Intermittent explosive disorder: Taming temper tantrums in the volatile, impulsive adult
More-inclusive diagnostic criteria acknowledge the true prevalence of this aggression disorder, and a new algorithm suggests a two-pronged treatment approach.
Axis II disorders. DSM-IV allows IED diagnosis in individuals with borderline or antisocial personality disorder, as long as these cluster B disorders do not better explain the aggressive behavior. How a clinician makes this distinction is not clear; in fact, most clinicians do not diagnose IED in patients with personality disorders, regardless of the clinical picture.

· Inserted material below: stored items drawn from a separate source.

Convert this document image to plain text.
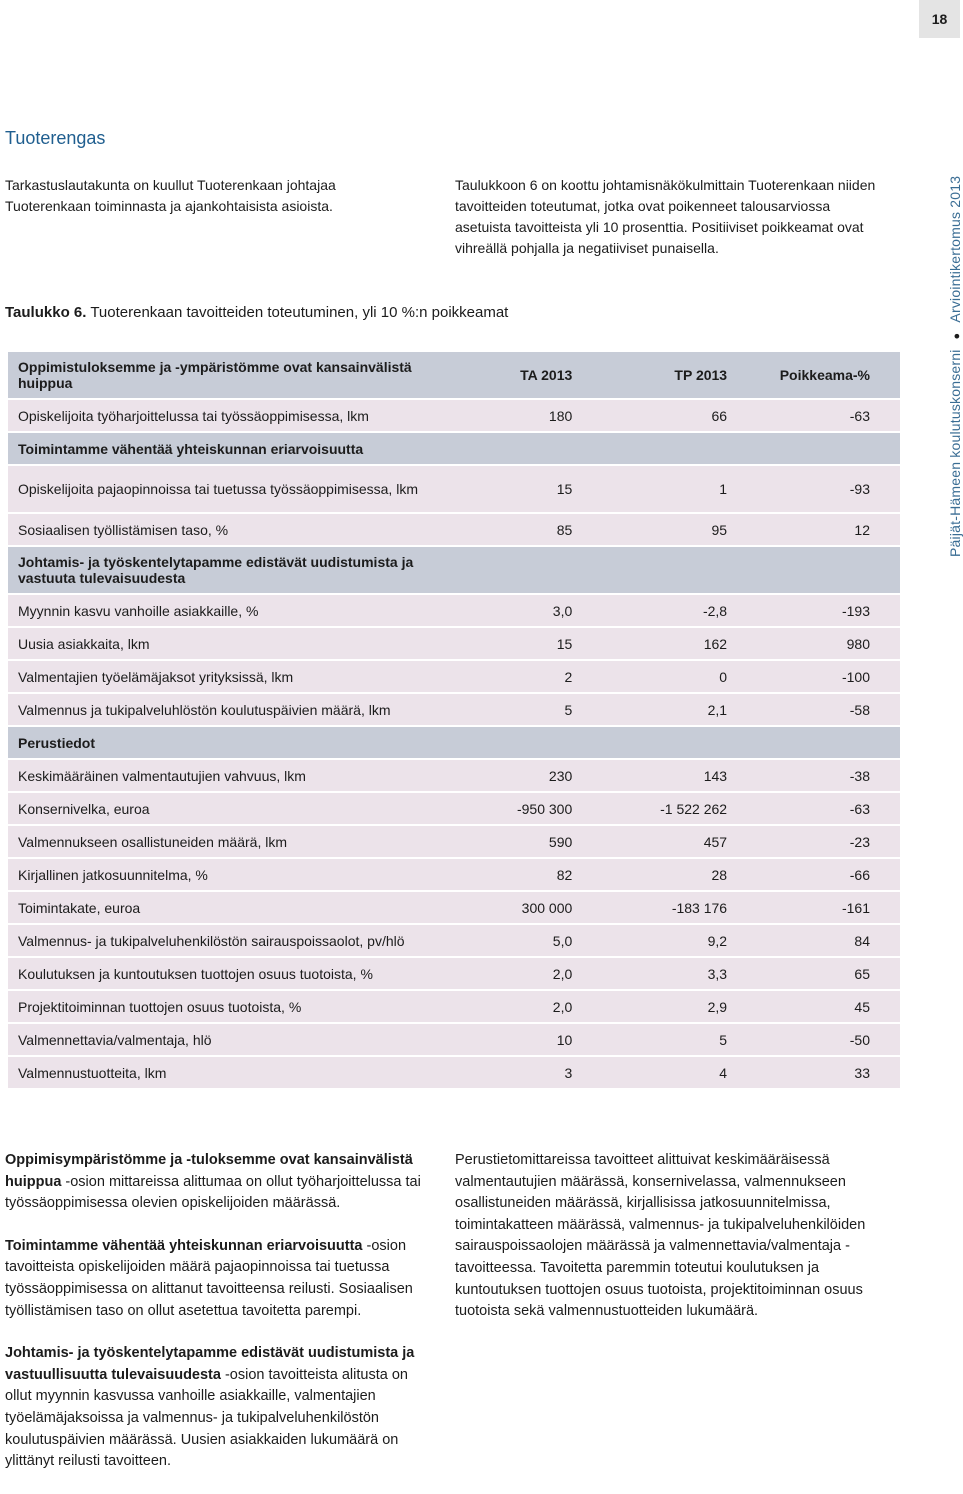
18
Päijät-Hämeen koulutuskonserni●Arviointikertomus 2013
Tuoterengas
Tarkastuslautakunta on kuullut Tuoterenkaan johtajaa Tuoterenkaan toiminnasta ja ajankohtaisista asioista.
Taulukkoon 6 on koottu johtamisnäkökulmittain Tuoterenkaan niiden tavoitteiden toteutumat, jotka ovat poikenneet talousarviossa asetuista tavoitteista yli 10 prosenttia. Positiiviset poikkeamat ovat vihreällä pohjalla ja negatiiviset punaisella.
Taulukko 6. Tuoterenkaan tavoitteiden toteutuminen, yli 10 %:n poikkeamat
Oppimistuloksemme ja -ympäristömme ovat kansainvälistä huippua	TA 2013	TP 2013	Poikkeama-%
Opiskelijoita työharjoittelussa tai työssäoppimisessa, lkm	180	66	-63
Toimintamme vähentää yhteiskunnan eriarvoisuutta			
Opiskelijoita pajaopinnoissa tai tuetussa työssäoppimisessa, lkm	15	1	-93
Sosiaalisen työllistämisen taso, %	85	95	12
Johtamis- ja työskentelytapamme edistävät uudistumista ja vastuuta tulevaisuudesta			
Myynnin kasvu vanhoille asiakkaille, %	3,0	-2,8	-193
Uusia asiakkaita, lkm	15	162	980
Valmentajien työelämäjaksot yrityksissä, lkm	2	0	-100
Valmennus ja tukipalveluhlöstön koulutuspäivien määrä, lkm	5	2,1	-58
Perustiedot			
Keskimääräinen valmentautujien vahvuus, lkm	230	143	-38
Konsernivelka, euroa	-950 300	-1 522 262	-63
Valmennukseen osallistuneiden määrä, lkm	590	457	-23
Kirjallinen jatkosuunnitelma, %	82	28	-66
Toimintakate, euroa	300 000	-183 176	-161
Valmennus- ja tukipalveluhenkilöstön sairauspoissaolot, pv/hlö	5,0	9,2	84
Koulutuksen ja kuntoutuksen tuottojen osuus tuotoista, %	2,0	3,3	65
Projektitoiminnan tuottojen osuus tuotoista, %	2,0	2,9	45
Valmennettavia/valmentaja, hlö	10	5	-50
Valmennustuotteita, lkm	3	4	33

Oppimisympäristömme ja -tuloksemme ovat kansainvälistä huippua -osion mittareissa alittumaa on ollut työharjoittelussa tai työssäoppimisessa olevien opiskelijoiden määrässä.

Toimintamme vähentää yhteiskunnan eriarvoisuutta -osion tavoitteista opiskelijoiden määrä pajaopinnoissa tai tuetussa työssäoppimisessa on alittanut tavoitteensa reilusti. Sosiaalisen työllistämisen taso on ollut asetettua tavoitetta parempi.

Johtamis- ja työskentelytapamme edistävät uudistumista ja vastuullisuutta tulevaisuudesta -osion tavoitteista alitusta on ollut myynnin kasvussa vanhoille asiakkaille, valmentajien työelämäjaksoissa ja valmennus- ja tukipalveluhenkilöstön koulutuspäivien määrässä. Uusien asiakkaiden lukumäärä on ylittänyt reilusti tavoitteen.

Perustietomittareissa tavoitteet alittuivat keskimääräisessä valmentautujien määrässä, konsernivelassa, valmennukseen osallistuneiden määrässä, kirjallisissa jatkosuunnitelmissa, toimintakatteen määrässä, valmennus- ja tukipalveluhenkilöiden sairauspoissaolojen määrässä ja valmennettavia/valmentaja -tavoitteessa. Tavoitetta paremmin toteutui koulutuksen ja kuntoutuksen tuottojen osuus tuotoista, projektitoiminnan osuus tuotoista sekä valmennustuotteiden lukumäärä.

IED comorbidity with borderline or antisocial personality disorders varies with the sample. Persons with personality disorders who seek treatment of aggressive behavior are more likely to have comorbid IED (90%) than those not seeking treatment who are outpatients (50%) or in the community (25%).1,7
Individuals with personality disorders and IED score higher in aggression and lower in psychosocial function than do similar individuals without IED,7 indicating that the additional diagnosis is relevant.
Case report continued.
Mr. P’s outbursts have cost him several friendships, including romantic relationships. He has never advanced at work because he is seen as too volatile to supervise subordinates. Though some of Mr. P’s aggressive outbursts have occurred under the influence of alcohol, most are not related to alcohol or drug use. He has no medical problems and no other psychiatric history.

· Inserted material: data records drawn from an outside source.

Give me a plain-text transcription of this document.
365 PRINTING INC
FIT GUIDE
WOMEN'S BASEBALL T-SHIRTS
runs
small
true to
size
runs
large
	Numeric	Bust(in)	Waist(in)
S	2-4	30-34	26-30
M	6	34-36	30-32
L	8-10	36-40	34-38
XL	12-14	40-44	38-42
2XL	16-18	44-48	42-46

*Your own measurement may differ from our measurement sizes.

A full diagnostic evaluation uncovers a personality disorder, not otherwise specified (eight scattered traits from obsessive-compulsive personality disorder and from each of the cluster B personality disorders), and no Axis I condition other than intermittent explosive disorder.
PROBLEMS DEFINING IED
Intermittent explosive disorder is the only DSM diagnosis that applies to persons with histories of recurrent, problematic aggression not caused by another mental or physical disorder. Even so, little research on IED is available. DSM criteria for IED are poorly operationalized and have improved only modestly since the diagnosis was first included in DSM-III. In that revision, IED had four criteria.

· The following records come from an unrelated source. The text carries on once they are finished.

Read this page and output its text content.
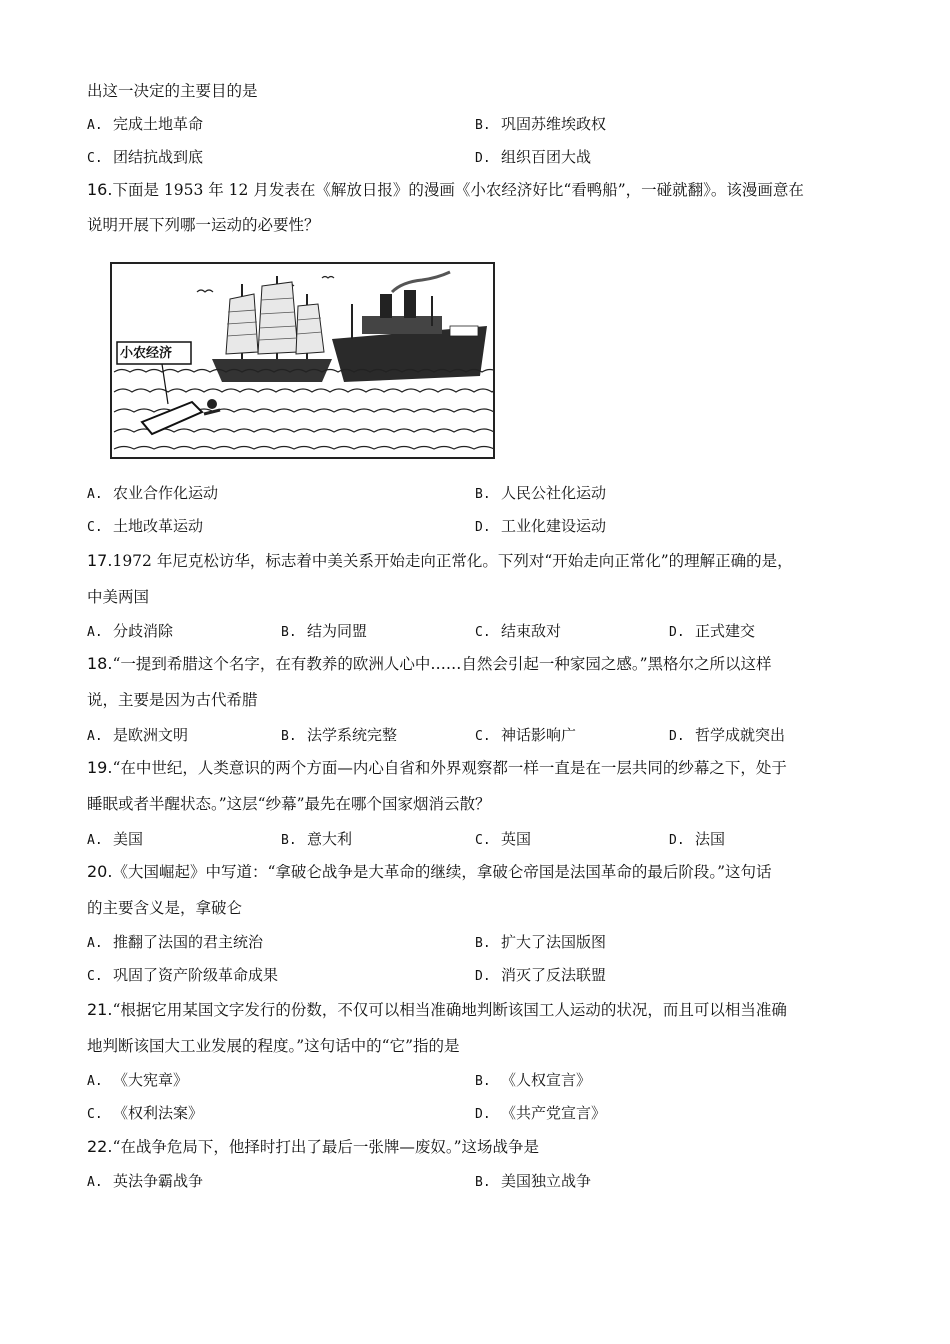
出这一决定的主要目的是
A. 完成土地革命	B. 巩固苏维埃政权
C. 团结抗战到底	D. 组织百团大战
16.下面是 1953 年 12 月发表在《解放日报》的漫画《小农经济好比“看鸭船”，一碰就翻》。该漫画意在
说明开展下列哪一运动的必要性？
小农经济
A. 农业合作化运动	B. 人民公社化运动
C. 土地改革运动	D. 工业化建设运动
17.1972 年尼克松访华，标志着中美关系开始走向正常化。下列对“开始走向正常化”的理解正确的是，
中美两国
A. 分歧消除	B. 结为同盟	C. 结束敌对	D. 正式建交
18.“一提到希腊这个名字，在有教养的欧洲人心中……自然会引起一种家园之感。”黑格尔之所以这样
说，主要是因为古代希腊
A. 是欧洲文明	B. 法学系统完整	C. 神话影响广	D. 哲学成就突出
19.“在中世纪，人类意识的两个方面—内心自省和外界观察都一样一直是在一层共同的纱幕之下，处于
睡眠或者半醒状态。”这层“纱幕”最先在哪个国家烟消云散？
A. 美国	B. 意大利	C. 英国	D. 法国
20.《大国崛起》中写道：“拿破仑战争是大革命的继续，拿破仑帝国是法国革命的最后阶段。”这句话
的主要含义是，拿破仑
A. 推翻了法国的君主统治	B. 扩大了法国版图
C. 巩固了资产阶级革命成果	D. 消灭了反法联盟
21.“根据它用某国文字发行的份数，不仅可以相当准确地判断该国工人运动的状况，而且可以相当准确
地判断该国大工业发展的程度。”这句话中的“它”指的是
A. 《大宪章》	B. 《人权宣言》
C. 《权利法案》	D. 《共产党宣言》
22.“在战争危局下，他择时打出了最后一张牌—废奴。”这场战争是
A. 英法争霸战争	B. 美国独立战争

“A” criteria specified recurrent outbursts of “seriously assaultive or destructive behavior,” but left unanswered important questions such as:
- What behavior crosses the threshold for seriously” assaultive or destructive?
- Does any physical assault qualify, or only those that cause physical injury (or stigmata)?
- How often or within what time must the behavior occur?
The phrase “recurrent acts of aggression” suggested that at least three acts of aggression were required to reach the threshold, but DSM-III provided no guidelines.
“B” criteria stated that the aggression should be out of proportion to the provocation. But how should one judge this criterion, when provocative stimuli sometimes are clearly sufficient to prompt a justifiably aggressive act?
“C” criteria excluded persons who are aggressive or impulsive between ill-defined “aggressive episodes.” This exclusion was especially limiting because individuals with recurrent, problematic, aggressive behaviors generally are impulsive and aggressive between more-severe outbursts. Excluding those who otherwise met diagnostic criteria for IED led to a spuriously low prevalence rate and limited the number of research subjects. DSM-IV eliminated this criterion but made no other notable changes in IED criteria.
“D” criteria in DSM-III and III-R further restricted the number of individuals who could meet this diagnosis:
- In DSM-III, antisocial personality disorder excluded the diagnosis of IED.
- In DSM-III-R, borderline personality disorder was added as an exclusionary factor.
Because of these restrictions, very few clinically valid cases of IED (individuals meeting A and B criteria) could receive an IED diagnosis.10
EVOLVING DIAGNOSTIC CRITERIA
By the early 1990s, DSM diagnostic criteria clearly severely restricted the study of recurrent, problematic aggression, even though research since DSM-III had greatly advanced our understanding of human aggression. For example, data linked impulsive aggression to deficits in central serotonergic function and suggested that agents that enhance serotonergic activity could modify this behavior.
Some investigators proposed research criteria for IED (IED-R) so that individuals with recurrent, problematic, impulsive aggression could be identified and studied. Research criteria first published in 19987 proposed six changes/clarifications in IED diagnostic criteria:
Lower-intensity aggression. The scope of aggressive behavior was expanded to include verbal and indirect physical aggression, provided that these behaviors are associated with distress and/or impairment. Data from double-blind, placebo-controlled trials indicated that these lower-intensity (although usually higher frequency) behaviors respond well to treatment with SSRIs.11,12
Impulsivity. The aggression was specified as impulsive. This change identified individuals with greater liability for deficits in central serotonergic function and excluded individuals with premeditated or criminal aggression.
A minimal frequency of aggression over time was proposed to make the IED diagnosis more reliable and to ensure that persons with only occasional impulsive aggressive outbursts (especially of low severity) were given this diagnosis.
Subjective distress (in the individual) and/or social or occupational dysfunction was proposed so that putatively aggressive individuals are not diagnosed for manifesting behaviors that are not functionally severe.